A sudden increase in CPU usage by the impacted fraud service lasted for a few minutes, leading to retries policies being initiated. The service did not manage to scale properly to handle both the ongoing traffic and the retries, leading to a portion of report processing being halted and stored in dead-letter queues for processing after the systems stabilize.

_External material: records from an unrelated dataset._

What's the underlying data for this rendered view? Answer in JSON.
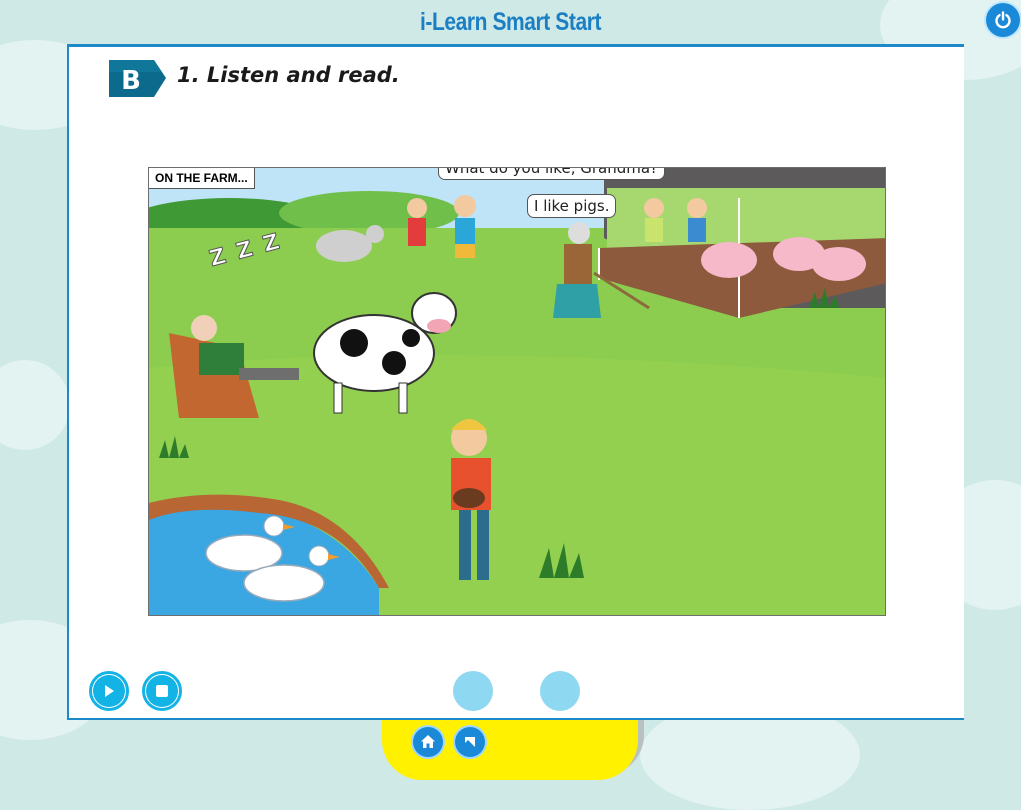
{
  "app": {
    "title": "i-Learn Smart Start"
  },
  "section": {
    "badge": "B",
    "title": "1. Listen and read."
  },
  "scene": {
    "label": "ON THE FARM...",
    "speech_1": "What do you like, Grandma?",
    "speech_2": "I like pigs.",
    "sleep_text": "Z Z Z"
  },
  "controls": {
    "play": "play-icon",
    "stop": "stop-icon",
    "home": "home-icon",
    "back": "back-icon",
    "power": "power-icon"
  },
  "colors": {
    "accent": "#1a8ad8",
    "frame": "#1d89c9",
    "light_button": "#8fd8f2",
    "nav_tab": "#fff100"
  }
}
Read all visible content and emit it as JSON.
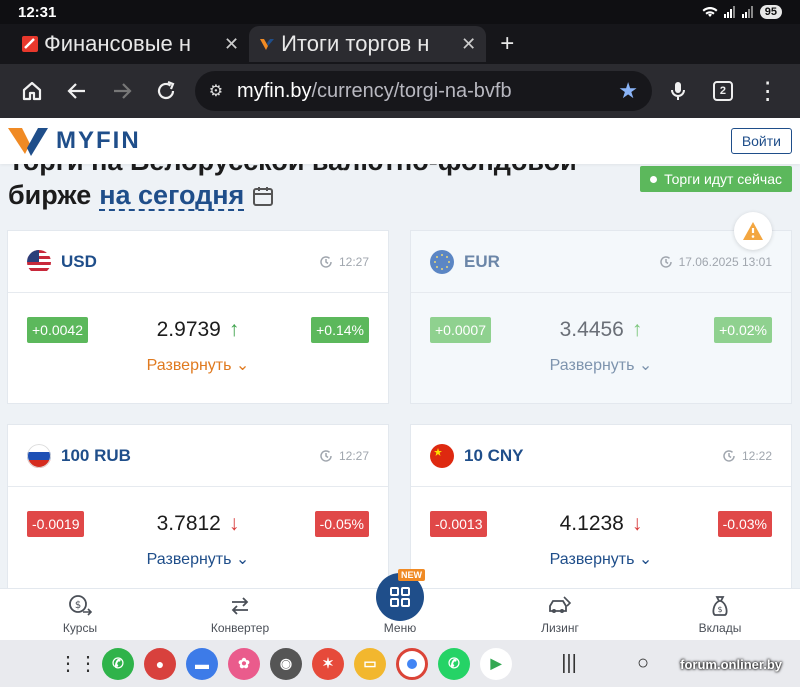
{
  "status_bar": {
    "time": "12:31",
    "battery": "95"
  },
  "tabs": [
    {
      "title": "Финансовые н",
      "active": false
    },
    {
      "title": "Итоги торгов н",
      "active": true
    }
  ],
  "address_bar": {
    "host": "myfin.by",
    "path": "/currency/torgi-na-bvfb",
    "tab_count": "2"
  },
  "site": {
    "logo_text": "MYFIN",
    "login_label": "Войти"
  },
  "heading": {
    "line1": "Торги на Белорусской валютно-фондовой",
    "line2_prefix": "бирже",
    "line2_link": "на сегодня",
    "live_badge": "Торги идут сейчас"
  },
  "cards": [
    {
      "code": "USD",
      "time": "12:27",
      "change": "+0.0042",
      "rate": "2.9739",
      "direction": "up",
      "percent": "+0.14%",
      "expand_label": "Развернуть"
    },
    {
      "code": "EUR",
      "time": "17.06.2025 13:01",
      "change": "+0.0007",
      "rate": "3.4456",
      "direction": "up",
      "percent": "+0.02%",
      "expand_label": "Развернуть"
    },
    {
      "code": "100 RUB",
      "time": "12:27",
      "change": "-0.0019",
      "rate": "3.7812",
      "direction": "down",
      "percent": "-0.05%",
      "expand_label": "Развернуть"
    },
    {
      "code": "10 CNY",
      "time": "12:22",
      "change": "-0.0013",
      "rate": "4.1238",
      "direction": "down",
      "percent": "-0.03%",
      "expand_label": "Развернуть"
    }
  ],
  "bottom_nav": [
    {
      "label": "Курсы",
      "icon": "currency-exchange-icon"
    },
    {
      "label": "Конвертер",
      "icon": "convert-arrows-icon"
    },
    {
      "label": "Меню",
      "icon": "grid-menu-icon",
      "badge": "NEW"
    },
    {
      "label": "Лизинг",
      "icon": "car-leasing-icon"
    },
    {
      "label": "Вклады",
      "icon": "money-bag-icon"
    }
  ],
  "watermark": "forum.onliner.by",
  "colors": {
    "brand_blue": "#1f4e8a",
    "brand_orange": "#f08a24",
    "up_green": "#5cb85c",
    "down_red": "#e04848"
  }
}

11:47 UTC: High CPU usage usage on a fraud detection service leads to errors
11:50 UTC: CPU usage is back to normal, reports that errored out are being retried
11:51 UTC: the fraud detection service doesn’t manage to scale to manage both the normal traffic and retries
11:51 UTC: on-call team is alerted of a high error rate on the fraud detection service and starts investigating
12:09 UTC: on-call team identifies the root cause and scales up the service manually
12:10 UTC: Errors have stopped and reports are processed normally
12:12 UTC: We start the process of rerunning reports that failed during the incident
13:20 UTC: All reports that did not require manual review are now completed
13:50 UTC: All reports that required manual review have been processed
Review the autoscaling capabilities of the impacted service as well as other services that share a similar architecture.